Wang, Nan, Hsu, Chien, Zhu, Lihua, Tseng, Shiojenn, Hsu, Jyh-Ping
Journal of colloid and interface science 2013 v.407 pp. 22-28
carbon dioxide, hydroxides, iron oxides, isoelectric point, nanoparticles, neutralization, pH, titanium dioxide, zeta potential
In an attempt to estimate the zeta potential of various metal oxide nanoparticles (NPs) dispersed in water, it is interesting to observe that both the magnitude and the sign of this property depend highly upon their concentration.
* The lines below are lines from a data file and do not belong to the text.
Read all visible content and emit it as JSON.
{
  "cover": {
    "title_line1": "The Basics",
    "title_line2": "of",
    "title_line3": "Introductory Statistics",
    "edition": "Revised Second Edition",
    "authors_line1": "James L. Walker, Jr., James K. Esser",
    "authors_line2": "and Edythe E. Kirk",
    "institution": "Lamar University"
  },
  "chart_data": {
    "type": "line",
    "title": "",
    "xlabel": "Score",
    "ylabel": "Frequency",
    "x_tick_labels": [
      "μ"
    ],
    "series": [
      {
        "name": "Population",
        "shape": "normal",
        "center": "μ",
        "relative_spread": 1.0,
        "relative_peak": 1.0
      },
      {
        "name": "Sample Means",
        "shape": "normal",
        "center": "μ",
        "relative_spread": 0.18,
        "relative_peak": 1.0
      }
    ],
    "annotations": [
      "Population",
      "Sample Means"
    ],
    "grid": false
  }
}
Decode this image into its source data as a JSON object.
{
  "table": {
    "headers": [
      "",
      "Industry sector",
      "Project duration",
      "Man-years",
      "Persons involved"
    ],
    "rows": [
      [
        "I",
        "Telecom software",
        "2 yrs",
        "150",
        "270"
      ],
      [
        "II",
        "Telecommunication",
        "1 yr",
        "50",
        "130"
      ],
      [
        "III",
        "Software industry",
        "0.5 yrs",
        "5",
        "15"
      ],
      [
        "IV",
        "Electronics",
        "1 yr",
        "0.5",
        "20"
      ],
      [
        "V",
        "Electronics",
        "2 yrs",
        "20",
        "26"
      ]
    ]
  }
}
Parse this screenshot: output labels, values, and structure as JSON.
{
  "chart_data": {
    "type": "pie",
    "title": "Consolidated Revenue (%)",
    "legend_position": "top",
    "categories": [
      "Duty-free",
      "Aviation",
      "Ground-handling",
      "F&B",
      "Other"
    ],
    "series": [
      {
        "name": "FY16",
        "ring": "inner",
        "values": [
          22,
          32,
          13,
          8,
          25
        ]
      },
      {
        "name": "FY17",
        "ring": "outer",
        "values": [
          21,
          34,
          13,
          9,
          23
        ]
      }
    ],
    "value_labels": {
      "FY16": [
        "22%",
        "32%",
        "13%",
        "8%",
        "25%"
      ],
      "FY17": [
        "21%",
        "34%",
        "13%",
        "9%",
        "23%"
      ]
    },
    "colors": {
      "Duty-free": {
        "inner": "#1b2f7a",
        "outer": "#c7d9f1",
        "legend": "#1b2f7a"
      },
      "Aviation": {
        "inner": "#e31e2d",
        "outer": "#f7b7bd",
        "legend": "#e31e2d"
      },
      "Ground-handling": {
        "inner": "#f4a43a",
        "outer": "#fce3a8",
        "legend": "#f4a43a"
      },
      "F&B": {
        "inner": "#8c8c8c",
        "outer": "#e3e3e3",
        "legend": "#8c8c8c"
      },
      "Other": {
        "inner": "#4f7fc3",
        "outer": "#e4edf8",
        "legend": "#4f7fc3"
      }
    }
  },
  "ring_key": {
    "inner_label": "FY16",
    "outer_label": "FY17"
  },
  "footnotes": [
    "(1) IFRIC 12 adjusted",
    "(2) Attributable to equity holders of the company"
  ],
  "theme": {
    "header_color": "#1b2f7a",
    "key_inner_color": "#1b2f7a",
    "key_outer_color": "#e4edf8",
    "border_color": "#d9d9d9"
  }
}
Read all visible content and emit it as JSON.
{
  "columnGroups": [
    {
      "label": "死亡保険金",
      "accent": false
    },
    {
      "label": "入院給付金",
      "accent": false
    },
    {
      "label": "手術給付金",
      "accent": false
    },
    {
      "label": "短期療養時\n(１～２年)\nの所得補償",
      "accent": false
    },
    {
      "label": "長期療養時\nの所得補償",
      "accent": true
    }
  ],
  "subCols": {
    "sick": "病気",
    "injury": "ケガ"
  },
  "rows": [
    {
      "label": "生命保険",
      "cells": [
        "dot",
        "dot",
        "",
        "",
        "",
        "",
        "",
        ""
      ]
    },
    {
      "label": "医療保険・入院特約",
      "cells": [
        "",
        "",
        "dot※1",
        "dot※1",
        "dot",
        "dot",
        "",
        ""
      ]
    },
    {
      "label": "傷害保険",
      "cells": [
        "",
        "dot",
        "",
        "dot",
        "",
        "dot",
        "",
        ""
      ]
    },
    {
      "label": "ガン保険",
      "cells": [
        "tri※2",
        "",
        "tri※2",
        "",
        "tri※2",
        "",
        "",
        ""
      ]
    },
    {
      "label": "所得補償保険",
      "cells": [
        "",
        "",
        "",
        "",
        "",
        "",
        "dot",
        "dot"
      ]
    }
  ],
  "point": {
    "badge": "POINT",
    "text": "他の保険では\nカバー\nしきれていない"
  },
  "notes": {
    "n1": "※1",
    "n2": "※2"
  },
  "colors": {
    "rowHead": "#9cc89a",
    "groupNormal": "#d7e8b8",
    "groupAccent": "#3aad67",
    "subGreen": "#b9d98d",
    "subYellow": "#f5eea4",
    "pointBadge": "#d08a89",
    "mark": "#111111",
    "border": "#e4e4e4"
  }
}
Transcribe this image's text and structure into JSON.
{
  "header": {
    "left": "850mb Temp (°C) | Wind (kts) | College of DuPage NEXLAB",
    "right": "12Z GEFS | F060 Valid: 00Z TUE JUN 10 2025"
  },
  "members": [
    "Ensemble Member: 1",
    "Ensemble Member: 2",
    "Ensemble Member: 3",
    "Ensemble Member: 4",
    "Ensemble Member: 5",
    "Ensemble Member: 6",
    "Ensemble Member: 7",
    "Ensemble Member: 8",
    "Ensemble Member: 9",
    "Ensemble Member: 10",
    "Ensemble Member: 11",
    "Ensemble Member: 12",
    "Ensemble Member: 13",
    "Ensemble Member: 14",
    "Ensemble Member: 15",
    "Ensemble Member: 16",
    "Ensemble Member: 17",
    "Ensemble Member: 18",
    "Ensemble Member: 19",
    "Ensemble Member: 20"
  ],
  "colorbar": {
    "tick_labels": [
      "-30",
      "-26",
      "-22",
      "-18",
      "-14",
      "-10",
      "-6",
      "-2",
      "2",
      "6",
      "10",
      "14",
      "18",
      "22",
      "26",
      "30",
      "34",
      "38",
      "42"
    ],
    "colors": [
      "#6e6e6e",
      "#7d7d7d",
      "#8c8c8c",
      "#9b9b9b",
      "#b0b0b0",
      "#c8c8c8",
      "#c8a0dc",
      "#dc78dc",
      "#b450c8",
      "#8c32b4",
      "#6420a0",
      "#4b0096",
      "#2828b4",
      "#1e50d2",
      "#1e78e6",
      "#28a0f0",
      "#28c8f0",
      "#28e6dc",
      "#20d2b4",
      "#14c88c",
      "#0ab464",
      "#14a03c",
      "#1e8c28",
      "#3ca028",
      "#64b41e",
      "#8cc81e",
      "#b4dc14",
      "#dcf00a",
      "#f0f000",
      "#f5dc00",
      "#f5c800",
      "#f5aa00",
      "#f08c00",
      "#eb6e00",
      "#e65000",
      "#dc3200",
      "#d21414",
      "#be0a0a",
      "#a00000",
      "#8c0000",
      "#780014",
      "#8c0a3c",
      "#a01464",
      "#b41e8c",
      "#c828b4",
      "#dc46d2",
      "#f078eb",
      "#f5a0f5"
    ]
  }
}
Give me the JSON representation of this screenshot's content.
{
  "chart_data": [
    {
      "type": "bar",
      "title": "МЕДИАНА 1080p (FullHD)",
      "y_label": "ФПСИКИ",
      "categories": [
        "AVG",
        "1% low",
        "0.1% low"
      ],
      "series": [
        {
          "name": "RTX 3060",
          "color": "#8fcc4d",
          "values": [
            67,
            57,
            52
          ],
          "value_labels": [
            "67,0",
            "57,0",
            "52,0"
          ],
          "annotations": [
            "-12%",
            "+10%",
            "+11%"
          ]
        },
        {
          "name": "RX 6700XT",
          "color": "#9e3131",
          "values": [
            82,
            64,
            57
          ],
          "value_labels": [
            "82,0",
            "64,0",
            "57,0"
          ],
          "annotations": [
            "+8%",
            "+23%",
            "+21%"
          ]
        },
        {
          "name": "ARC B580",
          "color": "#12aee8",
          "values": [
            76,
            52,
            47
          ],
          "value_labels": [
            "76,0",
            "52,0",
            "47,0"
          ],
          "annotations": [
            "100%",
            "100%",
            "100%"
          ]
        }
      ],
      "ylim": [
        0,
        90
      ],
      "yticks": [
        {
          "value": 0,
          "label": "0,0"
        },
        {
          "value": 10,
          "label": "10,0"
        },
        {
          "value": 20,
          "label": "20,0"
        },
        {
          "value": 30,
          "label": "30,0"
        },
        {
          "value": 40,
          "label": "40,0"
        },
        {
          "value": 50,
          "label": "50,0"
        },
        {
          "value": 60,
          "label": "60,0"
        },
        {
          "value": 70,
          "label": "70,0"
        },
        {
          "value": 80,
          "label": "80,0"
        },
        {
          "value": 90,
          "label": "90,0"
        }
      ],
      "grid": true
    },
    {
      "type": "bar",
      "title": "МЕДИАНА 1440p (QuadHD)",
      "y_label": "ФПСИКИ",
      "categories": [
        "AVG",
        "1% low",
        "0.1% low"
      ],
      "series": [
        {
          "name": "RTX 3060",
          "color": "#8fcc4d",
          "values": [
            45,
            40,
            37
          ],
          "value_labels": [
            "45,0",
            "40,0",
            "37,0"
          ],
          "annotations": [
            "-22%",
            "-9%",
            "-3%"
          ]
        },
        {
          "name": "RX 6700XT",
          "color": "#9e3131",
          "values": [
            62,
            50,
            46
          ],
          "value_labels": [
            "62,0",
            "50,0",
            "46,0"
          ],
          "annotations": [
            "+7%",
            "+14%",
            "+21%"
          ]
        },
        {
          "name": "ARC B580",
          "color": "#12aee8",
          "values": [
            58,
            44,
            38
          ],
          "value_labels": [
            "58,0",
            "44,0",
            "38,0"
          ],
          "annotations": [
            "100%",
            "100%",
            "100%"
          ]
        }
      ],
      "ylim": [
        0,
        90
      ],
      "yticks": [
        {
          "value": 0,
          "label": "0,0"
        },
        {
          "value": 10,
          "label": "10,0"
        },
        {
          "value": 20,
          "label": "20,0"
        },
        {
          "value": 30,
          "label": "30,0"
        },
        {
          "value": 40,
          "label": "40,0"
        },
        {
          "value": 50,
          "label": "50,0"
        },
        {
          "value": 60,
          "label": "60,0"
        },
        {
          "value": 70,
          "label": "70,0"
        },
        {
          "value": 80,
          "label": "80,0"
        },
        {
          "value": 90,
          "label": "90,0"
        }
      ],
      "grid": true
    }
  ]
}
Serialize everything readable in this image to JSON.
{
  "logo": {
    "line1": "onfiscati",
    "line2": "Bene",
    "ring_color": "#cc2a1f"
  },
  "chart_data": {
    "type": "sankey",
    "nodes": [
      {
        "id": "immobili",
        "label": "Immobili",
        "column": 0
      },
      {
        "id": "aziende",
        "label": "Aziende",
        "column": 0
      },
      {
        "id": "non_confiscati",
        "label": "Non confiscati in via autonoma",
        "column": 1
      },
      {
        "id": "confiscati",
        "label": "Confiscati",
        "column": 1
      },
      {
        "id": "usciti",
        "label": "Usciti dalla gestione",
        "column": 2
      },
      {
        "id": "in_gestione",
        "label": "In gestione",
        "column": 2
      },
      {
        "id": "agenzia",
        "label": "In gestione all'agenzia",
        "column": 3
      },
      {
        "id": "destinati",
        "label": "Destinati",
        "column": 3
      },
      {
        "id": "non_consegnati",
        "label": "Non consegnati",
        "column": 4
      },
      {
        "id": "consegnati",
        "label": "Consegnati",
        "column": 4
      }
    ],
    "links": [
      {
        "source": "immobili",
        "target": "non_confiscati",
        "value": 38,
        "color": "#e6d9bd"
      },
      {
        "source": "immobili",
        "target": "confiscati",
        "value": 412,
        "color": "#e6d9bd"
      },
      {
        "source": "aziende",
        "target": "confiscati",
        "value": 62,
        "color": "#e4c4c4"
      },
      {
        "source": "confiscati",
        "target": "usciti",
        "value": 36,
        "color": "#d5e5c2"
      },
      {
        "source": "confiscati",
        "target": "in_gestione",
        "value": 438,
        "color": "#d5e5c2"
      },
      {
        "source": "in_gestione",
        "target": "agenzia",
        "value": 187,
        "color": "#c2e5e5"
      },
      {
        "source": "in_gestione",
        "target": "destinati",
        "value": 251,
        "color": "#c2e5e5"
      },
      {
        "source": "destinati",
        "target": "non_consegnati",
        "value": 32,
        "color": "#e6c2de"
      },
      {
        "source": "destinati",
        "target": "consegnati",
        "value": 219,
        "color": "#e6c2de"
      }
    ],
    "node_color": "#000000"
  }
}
For example, in the case of naked TiO₂ at pH 6, the zeta potential increased from −6.7 to 8.2mV as the particle concentration varied from 0.5 to 5mgL⁻¹. As a result, the isoelectric points of naked TiO₂, Fe₃O₄, Fe(OH)₃, and Al₂O₃-coated TiO₂ could deviate ca. one, one, two, and three pH units, respectively, depending upon the particle concentration. We showed that these behaviors arise mainly from that the dissolved ambient CO₂ reacts with the particle surface functional groups to form MOCO₂ ⁻, which neutralizes or even overcompensates the particle surface charge. The surface density of M–OCO₂ ⁻, [M-OCO2(-)](s) depends upon the particle concentration; if it is sufficiently high, [M-OCO2(-)](s) becomes negligible, so is its influence on the zeta potential. We concluded that the zeta potential measurements for the tested NPs are reliable only if their concentration exceeds a certain level. This also applies to other metal oxides or hydroxides, the surface of which reacts appreciably with dissolved CO₂. The results gathered are of practical significance in estimating the surface properties of unknown and/or newly synthesized NPs since conventional measurements are usually made at dilute particle concentrations.